Recent economic data in the form of the April Consumer Price Index (CPI) signaled inflation may be starting to cool. Many on Wall Street have begun to adjust expectations as to when the Federal Reserve will cut rates, which could catalyze trading.

Gradient Investments Senior Portfolio Manager Jeremy Bryan and Catalyst Funds Co-Founder, Chief Investment Officer, and Senior Portfolio Manager David Miller join Market Domination to give insight into the current economic cycle and opportunities for investors to jump in.

Miller argues against the possibility that rates will be cut in the near term, to the benefit of certain stocks: "It seems pretty clear to me, at least, that more likely than not, we're going to have higher for longer. And what that really means is higher for longer is actually very good for companies where they have very high margins. If you're thinking about a company like a Mastercard (MA) or a Visa (V), inflation is great for those companies because that's going to put more through their networks and that flows right down to the bottom line."
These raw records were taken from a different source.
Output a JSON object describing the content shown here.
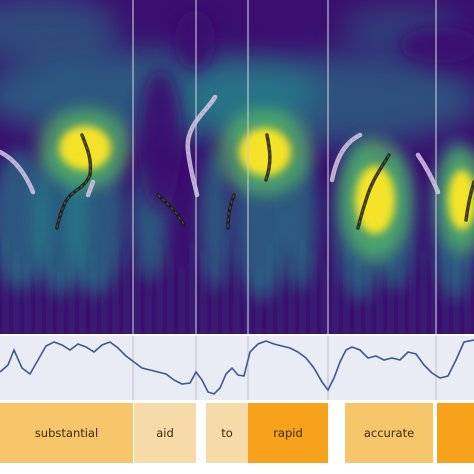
{
  "colors": {
    "spectrogram_background": "#3b0f6f",
    "spectrogram_mid": "#21908d",
    "spectrogram_hot": "#fde725",
    "divider": "#c9c9d6",
    "signal_panel_bg": "#e9ebf5",
    "signal_line": "#3c5a8a",
    "track_dark": "#1c1c1c",
    "track_light": "#d9c9e6",
    "word_light": "#f7c66a",
    "word_pale": "#f6dba8",
    "word_strong": "#f7a21b"
  },
  "words": [
    {
      "text": "substantial",
      "tone": "light"
    },
    {
      "text": "aid",
      "tone": "pale"
    },
    {
      "text": "to",
      "tone": "pale"
    },
    {
      "text": "rapid",
      "tone": "strong"
    },
    {
      "text": "accurate",
      "tone": "light"
    },
    {
      "text": "",
      "tone": "strong"
    }
  ]
}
Bryan expands on Miller's recommendation: "I thought those were phenomenal names, but those are phenomenal names even in a lower or higher inflation environment, right? Microsoft (MSFT), Visa, Mastercard — these just have really, really good businesses. So I mean they're always they can pass pricing through when inflation is high, but they're also sticky and very high businesses even in bad times and in low inflation times too."